In the post-hoc test below you can see again, that there is no statistical evidence (p adj column) to suggest that the substrate matters, at least within this dataset.
# Tukey's HSD for post-hoc analysis
TukeyHSD(result_habitat)
## Tukey multiple comparisons of means
## 95% family-wise confidence level
##
## Fit: aov(formula = Post.MPA ~ substrate, data = data2)
##
## $substrate
## diff lwr upr p adj
## boulders-bedrock 0.39703621 -0.7905438 1.5846162 0.6932255
## cobbles-bedrock -0.08648996 -1.1654225 0.9924426 0.9789093
## cobbles-boulders -0.48352617 -1.5931454 0.6260930 0.5394916
All answers will vary, but here are some possible answers:
\(H_0:\): There is no difference in the mean number of fish species between the MPA and Open Control (OC) groups.

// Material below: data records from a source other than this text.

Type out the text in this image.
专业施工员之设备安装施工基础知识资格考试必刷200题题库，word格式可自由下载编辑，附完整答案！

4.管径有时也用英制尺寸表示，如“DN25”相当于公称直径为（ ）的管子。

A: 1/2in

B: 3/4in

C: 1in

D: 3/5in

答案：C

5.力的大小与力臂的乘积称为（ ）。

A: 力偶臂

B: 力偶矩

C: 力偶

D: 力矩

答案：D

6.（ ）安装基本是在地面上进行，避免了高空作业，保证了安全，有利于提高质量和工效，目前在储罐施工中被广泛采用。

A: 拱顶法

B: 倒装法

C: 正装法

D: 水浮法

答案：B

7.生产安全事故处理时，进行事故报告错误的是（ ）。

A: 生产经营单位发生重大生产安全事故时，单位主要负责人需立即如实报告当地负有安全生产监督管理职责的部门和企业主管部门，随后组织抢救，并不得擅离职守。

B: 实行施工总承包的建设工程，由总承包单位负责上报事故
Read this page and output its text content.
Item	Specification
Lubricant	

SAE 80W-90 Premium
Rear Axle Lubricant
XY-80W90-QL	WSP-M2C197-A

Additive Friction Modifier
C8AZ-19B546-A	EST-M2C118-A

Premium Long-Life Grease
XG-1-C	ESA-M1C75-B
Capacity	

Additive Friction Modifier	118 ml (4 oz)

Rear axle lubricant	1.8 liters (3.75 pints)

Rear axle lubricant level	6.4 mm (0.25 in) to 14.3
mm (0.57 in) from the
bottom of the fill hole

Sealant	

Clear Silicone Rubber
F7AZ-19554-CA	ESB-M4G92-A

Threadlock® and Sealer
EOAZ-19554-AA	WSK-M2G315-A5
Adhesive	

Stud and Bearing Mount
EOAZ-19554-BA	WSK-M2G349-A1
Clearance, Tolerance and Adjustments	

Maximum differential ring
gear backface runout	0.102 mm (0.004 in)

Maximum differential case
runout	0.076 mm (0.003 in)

\(H_a:\) There is a statistically significant difference in the mean number of fish species between the MPA and OC groups.
Steps:
Use a two-sample t-test to compare the mean number of fish species between the MPA and OC groups.
Function in R: t.test(Pre.MPA, OC, paired = FALSE).
Interpret the p-value; if it’s less than the significance level (e.g., 0.05), you may reject the null hypothesis.
\(H_0:\) There is no correlation between the number of fish species and the number of invertebrate taxa.
\(H_a:\) There is a statistically significant correlation between the number of fish species and the number of invertebrate taxa.
Steps:
Use a correlation test to assess the relationship between the number of fish species and the number of invertebrate taxa (e.g., Pearson correlation or Spearman correlation).
Function in R:
cor.test(data$Pre.MPA, data$Invertebrate_Taxa, method = "pearson").
Always check assumptions before running the tests. For example, assumptions of normality and homogeneity of variance for t-tests and correlation.
Visualize the data using appropriate plots (e.g., scatter plots, boxplots) to get a better understanding of the distributions and relationships.
These proposed tests will provide insights into the differences in fish species between the MPA and OC groups and the potential relationship between fish and invertebrate taxa across all sites.